Billionaire investor Warren Buffett told CNBC last month that his conglomerate Berkshire Hathaway Inc. had more than doubled its stake in Apple Inc. since the end of 2016, making it one of Berkshire's biggest equity holdings.
"Apple strikes me as having quite a sticky product and an enormously useful product to people that use it, not that I do," said Buffett, chairman and chief executive of Berkshire Hathaway.
He said Berkshire's Apple stake, currently at about 133 million shares, was worth about $18 billion based on Friday's closing price and amounted to Berkshire's second-biggest holding.
At the end of Dec. 31, Berkshire had held 61.2 million shares for a total of $6.75 billion, according to regulatory filings, Reuters reported.
Buffett said his ambitious move into Apple shares was piggybacking on the initial investment made by Buffett's deputy investment managers, Todd Combs and Ted Weschler.
Apple Chief Executive Tim Cook had done a "terrific job," Buffett said, but added he had not bought shares since the company's earnings report.
For his part, Cook expressed support for globalization and said China should continue to open its economy to foreign firms, while speaking at a forum in Beijing on Saturday.

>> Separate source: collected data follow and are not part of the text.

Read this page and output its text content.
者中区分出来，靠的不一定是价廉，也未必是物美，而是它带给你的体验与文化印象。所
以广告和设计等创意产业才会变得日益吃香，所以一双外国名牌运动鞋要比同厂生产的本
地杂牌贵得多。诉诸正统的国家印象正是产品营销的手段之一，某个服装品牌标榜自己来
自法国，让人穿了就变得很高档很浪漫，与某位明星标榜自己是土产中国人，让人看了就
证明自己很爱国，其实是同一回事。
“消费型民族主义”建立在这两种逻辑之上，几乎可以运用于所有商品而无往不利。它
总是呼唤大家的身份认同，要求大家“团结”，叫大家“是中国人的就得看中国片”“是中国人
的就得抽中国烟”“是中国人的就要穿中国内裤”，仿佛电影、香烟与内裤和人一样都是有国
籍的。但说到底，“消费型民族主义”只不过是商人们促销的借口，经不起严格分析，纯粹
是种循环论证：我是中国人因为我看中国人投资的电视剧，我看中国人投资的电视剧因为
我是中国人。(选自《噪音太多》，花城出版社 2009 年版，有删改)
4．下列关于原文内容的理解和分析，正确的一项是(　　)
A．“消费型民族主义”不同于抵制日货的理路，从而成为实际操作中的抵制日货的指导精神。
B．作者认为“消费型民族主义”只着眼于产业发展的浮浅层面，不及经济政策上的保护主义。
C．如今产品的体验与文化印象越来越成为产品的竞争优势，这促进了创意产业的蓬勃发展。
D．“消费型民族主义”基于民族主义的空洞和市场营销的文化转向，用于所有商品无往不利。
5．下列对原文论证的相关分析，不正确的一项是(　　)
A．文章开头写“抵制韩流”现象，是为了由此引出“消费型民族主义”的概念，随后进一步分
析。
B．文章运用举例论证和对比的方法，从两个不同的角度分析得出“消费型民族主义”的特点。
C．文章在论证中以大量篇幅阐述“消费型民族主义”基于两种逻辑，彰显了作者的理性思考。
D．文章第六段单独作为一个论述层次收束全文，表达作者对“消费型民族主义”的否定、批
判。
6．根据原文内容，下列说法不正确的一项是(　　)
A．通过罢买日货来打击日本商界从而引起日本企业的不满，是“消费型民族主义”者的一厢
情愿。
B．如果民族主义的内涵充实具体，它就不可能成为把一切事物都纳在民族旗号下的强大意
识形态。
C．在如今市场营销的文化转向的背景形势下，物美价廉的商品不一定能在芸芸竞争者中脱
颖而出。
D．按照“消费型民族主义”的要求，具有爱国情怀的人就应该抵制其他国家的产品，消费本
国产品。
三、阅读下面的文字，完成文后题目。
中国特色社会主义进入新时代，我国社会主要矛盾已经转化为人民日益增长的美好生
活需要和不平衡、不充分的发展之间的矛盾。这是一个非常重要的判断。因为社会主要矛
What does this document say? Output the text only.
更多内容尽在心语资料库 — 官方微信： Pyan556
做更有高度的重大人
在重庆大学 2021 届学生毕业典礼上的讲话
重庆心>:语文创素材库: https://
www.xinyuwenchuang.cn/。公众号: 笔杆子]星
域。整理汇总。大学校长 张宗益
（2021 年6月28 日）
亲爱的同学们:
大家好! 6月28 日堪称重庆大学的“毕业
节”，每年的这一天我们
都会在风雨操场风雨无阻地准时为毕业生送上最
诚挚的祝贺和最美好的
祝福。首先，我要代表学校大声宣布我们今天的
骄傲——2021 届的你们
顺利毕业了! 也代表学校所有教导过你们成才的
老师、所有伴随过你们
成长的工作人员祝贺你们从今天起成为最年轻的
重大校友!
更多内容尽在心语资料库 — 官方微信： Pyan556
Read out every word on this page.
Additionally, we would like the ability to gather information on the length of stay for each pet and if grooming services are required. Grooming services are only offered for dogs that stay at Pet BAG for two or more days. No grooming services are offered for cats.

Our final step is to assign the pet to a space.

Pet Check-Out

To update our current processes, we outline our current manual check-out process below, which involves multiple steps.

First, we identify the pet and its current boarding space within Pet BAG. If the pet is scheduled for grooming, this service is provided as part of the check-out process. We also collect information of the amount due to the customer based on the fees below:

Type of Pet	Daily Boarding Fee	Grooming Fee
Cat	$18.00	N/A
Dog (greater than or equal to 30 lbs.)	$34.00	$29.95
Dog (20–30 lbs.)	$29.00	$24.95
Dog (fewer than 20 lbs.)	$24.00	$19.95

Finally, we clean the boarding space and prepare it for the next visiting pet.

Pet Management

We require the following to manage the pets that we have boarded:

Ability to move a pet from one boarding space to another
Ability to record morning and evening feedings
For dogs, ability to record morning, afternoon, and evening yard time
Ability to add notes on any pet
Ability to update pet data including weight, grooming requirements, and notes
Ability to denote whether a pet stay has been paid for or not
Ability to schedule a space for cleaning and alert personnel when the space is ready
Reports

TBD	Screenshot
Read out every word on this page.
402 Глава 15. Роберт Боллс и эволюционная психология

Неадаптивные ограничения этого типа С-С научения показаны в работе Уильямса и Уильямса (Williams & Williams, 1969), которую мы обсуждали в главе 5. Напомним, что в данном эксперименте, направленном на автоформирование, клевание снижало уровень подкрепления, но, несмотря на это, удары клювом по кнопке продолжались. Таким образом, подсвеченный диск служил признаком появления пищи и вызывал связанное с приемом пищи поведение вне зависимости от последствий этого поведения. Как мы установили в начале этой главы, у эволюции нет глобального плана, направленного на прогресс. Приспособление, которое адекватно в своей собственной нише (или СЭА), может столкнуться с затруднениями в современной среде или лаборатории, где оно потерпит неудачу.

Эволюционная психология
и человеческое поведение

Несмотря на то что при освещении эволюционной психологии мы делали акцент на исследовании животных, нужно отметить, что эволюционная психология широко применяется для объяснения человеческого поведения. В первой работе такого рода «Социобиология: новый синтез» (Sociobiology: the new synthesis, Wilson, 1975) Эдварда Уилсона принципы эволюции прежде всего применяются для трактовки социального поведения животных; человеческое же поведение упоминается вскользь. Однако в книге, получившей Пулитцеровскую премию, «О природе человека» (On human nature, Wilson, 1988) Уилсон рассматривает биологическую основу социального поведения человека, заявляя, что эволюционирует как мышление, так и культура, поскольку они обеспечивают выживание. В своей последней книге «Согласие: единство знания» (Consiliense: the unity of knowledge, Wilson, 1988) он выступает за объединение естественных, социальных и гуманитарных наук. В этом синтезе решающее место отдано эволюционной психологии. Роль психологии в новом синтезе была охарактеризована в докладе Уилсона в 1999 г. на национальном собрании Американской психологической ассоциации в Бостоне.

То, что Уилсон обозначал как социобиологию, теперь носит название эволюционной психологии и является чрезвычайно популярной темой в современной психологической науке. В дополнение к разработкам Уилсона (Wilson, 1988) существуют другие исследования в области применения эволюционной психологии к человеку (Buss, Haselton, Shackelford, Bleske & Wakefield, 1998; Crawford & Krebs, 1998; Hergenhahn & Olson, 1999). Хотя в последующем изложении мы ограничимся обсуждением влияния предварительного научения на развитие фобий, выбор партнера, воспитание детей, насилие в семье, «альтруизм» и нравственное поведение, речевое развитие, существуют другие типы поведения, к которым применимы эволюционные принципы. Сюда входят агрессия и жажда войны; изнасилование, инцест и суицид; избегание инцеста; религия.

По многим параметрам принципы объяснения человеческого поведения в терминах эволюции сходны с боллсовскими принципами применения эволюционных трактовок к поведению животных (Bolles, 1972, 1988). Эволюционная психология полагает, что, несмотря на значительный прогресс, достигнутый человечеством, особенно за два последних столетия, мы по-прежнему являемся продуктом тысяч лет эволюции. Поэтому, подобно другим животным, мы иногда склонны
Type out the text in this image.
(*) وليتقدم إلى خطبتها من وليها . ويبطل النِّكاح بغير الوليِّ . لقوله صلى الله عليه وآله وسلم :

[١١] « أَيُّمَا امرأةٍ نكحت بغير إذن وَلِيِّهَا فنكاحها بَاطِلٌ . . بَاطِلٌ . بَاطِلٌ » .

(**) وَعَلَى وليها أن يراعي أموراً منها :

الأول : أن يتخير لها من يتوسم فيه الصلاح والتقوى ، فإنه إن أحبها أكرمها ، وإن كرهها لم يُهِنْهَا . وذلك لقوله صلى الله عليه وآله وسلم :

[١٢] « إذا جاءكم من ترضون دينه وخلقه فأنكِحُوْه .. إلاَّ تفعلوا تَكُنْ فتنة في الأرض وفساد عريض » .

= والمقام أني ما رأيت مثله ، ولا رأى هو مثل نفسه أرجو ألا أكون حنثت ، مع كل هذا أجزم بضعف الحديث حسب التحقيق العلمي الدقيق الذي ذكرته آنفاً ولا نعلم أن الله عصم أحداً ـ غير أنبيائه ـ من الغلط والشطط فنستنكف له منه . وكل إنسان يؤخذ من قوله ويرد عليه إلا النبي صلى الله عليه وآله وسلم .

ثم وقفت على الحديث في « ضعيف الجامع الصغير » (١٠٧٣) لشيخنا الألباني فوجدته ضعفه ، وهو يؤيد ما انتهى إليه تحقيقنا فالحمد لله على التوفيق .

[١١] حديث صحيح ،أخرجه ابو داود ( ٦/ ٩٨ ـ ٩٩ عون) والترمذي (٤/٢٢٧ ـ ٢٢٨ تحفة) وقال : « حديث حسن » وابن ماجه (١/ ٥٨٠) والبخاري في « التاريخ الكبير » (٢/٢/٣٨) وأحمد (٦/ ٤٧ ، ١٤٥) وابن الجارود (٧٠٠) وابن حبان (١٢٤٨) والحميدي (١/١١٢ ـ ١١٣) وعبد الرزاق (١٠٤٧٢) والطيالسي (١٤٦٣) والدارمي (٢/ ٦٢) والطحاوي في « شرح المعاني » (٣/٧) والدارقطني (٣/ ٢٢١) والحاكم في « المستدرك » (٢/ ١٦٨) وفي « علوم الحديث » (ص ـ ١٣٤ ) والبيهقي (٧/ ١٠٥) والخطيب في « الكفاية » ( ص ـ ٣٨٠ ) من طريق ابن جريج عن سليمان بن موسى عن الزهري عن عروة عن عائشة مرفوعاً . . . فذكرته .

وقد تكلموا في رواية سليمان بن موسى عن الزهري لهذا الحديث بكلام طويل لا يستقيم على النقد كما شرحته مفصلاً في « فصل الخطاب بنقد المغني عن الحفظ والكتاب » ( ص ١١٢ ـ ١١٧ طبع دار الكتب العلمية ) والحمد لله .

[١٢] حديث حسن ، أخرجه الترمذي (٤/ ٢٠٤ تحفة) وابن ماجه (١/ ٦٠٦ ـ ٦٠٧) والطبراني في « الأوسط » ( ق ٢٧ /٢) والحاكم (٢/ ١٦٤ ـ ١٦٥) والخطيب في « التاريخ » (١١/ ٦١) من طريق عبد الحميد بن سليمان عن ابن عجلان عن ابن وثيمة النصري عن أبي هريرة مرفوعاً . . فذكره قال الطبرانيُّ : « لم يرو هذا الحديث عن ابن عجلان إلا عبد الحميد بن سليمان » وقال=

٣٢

"I think it's important that China continues to open itself and widens the door if you will," said Cook, speaking at the government-sponsored China Development Forum.
Cook's comments come amid rising tensions between the U.S. and China, with protectionist rhetoric from U.S. President Donald Trump sparking concern of increased trade friction between the two countries, Reuters reported.
"The reality is countries that are closed, that isolate themselves, it's not good for their people," said Cook, in a rare public speech.
Apple said on Friday it will set up two new research and development centers in Shanghai and Suzhou in China.
It has pledged to invest more than 3.5 billion yuan ($508 million) in research and development in China.